Advancing your knowledge and skills is becoming essential if you want to remain competitive and employed. Here are some facts to help you see how important going through the RN to BSN program to your career in nursing:
- The nursing field is supposed to grow by 15% in the next six years
- The Institute of Medicine is recommending that more nurses obtain their BSN degree
- Over 1/3 of hospitals require their new hires to have a BSN over an RN
- Older nurses are retiring, and skilled replacements are needed to fill those vacancies
- BSN holders make on average about $30,000 annually over an RN
- You can make a bigger impact on your patients if you upgrade your knowledge and skills
- you can influence younger nurses and help them develop as people and as medical professionals
Your career outlook is looking very good. It may be prudent that you do not delay this decision and make a move now before it is too late.
The best RN to BSN programs to consider
It is impossible to list all the top schools in this space. There are a lot of them that are well worth the time and the expense to attend. We will get you started by placing two links to lists that are already compiled and waiting for you to look through.

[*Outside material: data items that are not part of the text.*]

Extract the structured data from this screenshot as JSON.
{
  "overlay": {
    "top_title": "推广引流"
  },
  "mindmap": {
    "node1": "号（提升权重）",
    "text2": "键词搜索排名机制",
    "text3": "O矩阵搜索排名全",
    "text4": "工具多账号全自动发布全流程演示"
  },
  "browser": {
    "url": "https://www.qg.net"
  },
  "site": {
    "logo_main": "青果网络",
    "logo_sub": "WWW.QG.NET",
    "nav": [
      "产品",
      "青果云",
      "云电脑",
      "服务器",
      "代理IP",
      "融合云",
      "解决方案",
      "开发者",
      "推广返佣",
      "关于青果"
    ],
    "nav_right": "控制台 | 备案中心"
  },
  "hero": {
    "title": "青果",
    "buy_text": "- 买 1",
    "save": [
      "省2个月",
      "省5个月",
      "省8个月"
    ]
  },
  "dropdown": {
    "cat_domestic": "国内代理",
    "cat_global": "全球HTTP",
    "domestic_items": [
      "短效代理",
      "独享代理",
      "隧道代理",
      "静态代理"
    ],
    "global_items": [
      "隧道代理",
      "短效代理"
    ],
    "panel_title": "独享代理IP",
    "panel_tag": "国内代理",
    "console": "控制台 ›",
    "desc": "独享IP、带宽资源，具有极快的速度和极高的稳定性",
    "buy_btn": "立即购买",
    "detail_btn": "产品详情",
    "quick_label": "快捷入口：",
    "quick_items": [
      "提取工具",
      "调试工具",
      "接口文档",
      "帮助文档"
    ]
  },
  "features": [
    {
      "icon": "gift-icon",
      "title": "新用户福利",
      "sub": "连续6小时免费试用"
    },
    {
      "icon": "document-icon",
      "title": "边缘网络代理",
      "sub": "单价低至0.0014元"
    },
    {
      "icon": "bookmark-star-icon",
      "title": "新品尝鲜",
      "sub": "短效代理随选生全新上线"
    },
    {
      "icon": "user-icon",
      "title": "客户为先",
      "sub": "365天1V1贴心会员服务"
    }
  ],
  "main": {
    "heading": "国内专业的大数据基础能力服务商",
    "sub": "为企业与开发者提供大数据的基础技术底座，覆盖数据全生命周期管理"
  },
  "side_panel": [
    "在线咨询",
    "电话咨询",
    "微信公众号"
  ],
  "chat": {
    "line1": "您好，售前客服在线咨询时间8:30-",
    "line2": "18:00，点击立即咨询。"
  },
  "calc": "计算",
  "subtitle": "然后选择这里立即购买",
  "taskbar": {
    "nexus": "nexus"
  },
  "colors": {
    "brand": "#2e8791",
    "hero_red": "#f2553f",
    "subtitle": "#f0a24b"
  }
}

The first one is a list of the best ones in the country right now. You can get to it by clicking on this button. The second one is a list of affordable programs and can be found at this location. There are more good schools than appear on those lists. They are just a starting point.
The second list also gives you good criteria to help guide your search for the right program. They are good points to consider as you make your decision.
Some final words
Upgrading yourself and your knowledge, as well as your skills through an Rn to BSN program, is probably a smart move for most RNs out there. Making yourself more valuable is the way to remain employed and a candidate for higher medical positions.
This training can also help place you in the spot of being a mentor to younger nurses who have not had the experience and need a little more guidance to do their job better. This is an investment in your future, and your decision should not be made lightly.
Do your research to make sure you get the right program for you and your situation.